Today, the gap between Newstart and the DSP per fortnight has ballooned to more than $370 per fortnight.
One of the biggest hurdles to access the DSP is satisfying ‘impairment tables’, which awards points to applicants based on their disability.
“The vast majority of clients and doctors think that if you can’t work long term, you’re eligible for DSP. That’s the old world, that’s not now,” said Mr Berrill.
“You now need to have in addition to that, 20 points on these impairment tables. And that’s the killer where people are missing out on these DSP applications.”
The 15 impairment tables, covering disabilities from limb function, to vision, to intellectual cognition, were introduced in 2012.
Advocates believe many applications for DSP are rejected because Centrelink doesn’t accept the evidence provided by applicants, and doctors are too overwhelmed to provide the information Centrelink requires.
“Most of the doctors they’re dealing with are in the public system, they’re very time-poor… they don’t have the time to go to the website to look at what the requirements are for this points system,” Mr Berrill said.
In 2011, before the impairment tables were introduced, nearly 60 per cent of DSP applications were successful. By 2018, that had dropped to less than 30 per cent.
That’s not a coincidence, according to Mr Berrill.

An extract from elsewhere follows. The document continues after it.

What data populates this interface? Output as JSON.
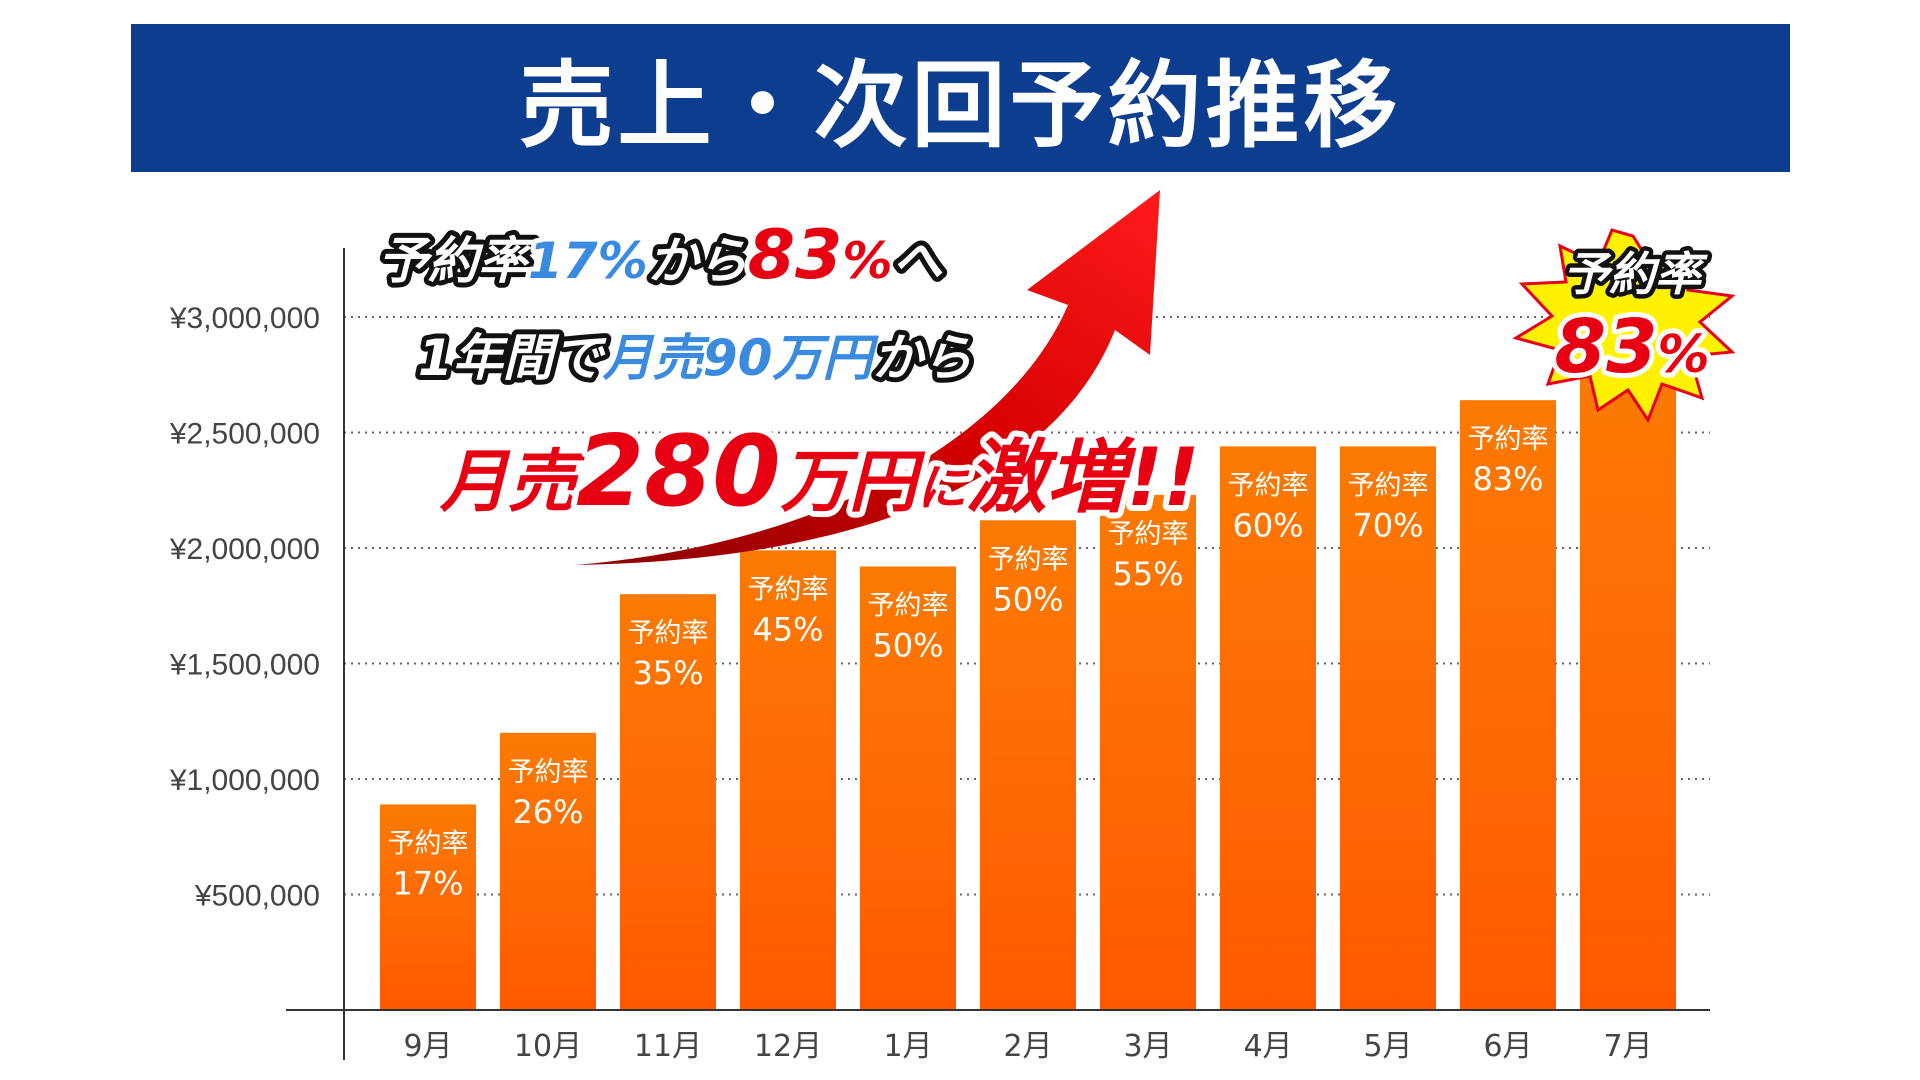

“The DSP requirements are being used as a blunt instrument to deny people DSP and funnel them to Newstart, which is a much cheaper rate,” Mr Berrill said.
The number of people receiving the DSP peaked at 830,000 in 2014. By late 2018 that number had shrunk to 750,000.
A spokesman for Social Services Minister Anne Ruston said in a statement the impairment tables are a big part of the reason for the reduction.
“The former Labor government amended the tables used to assess work-related impairment for DSP which has significantly contributed to the decline in the number of Australians entering that payment.”
The statement said the Government invests more than $800 million a year to help jobseekers with a disability, injury or health condition participate in meaningful work through Disability Employment Services.
But many people with a disability on Newstart such as Rachel Park would rather focus on their health, instead of having to search for a job.
She will have to meet the Disability Employment Services requirements for 18 months until she can get the DSP and the level of support her medical team said she needs.
“I just makes me feel so helpless. And I just feel so stuck,” she said.
“I just feel like I can’t get on with my life.”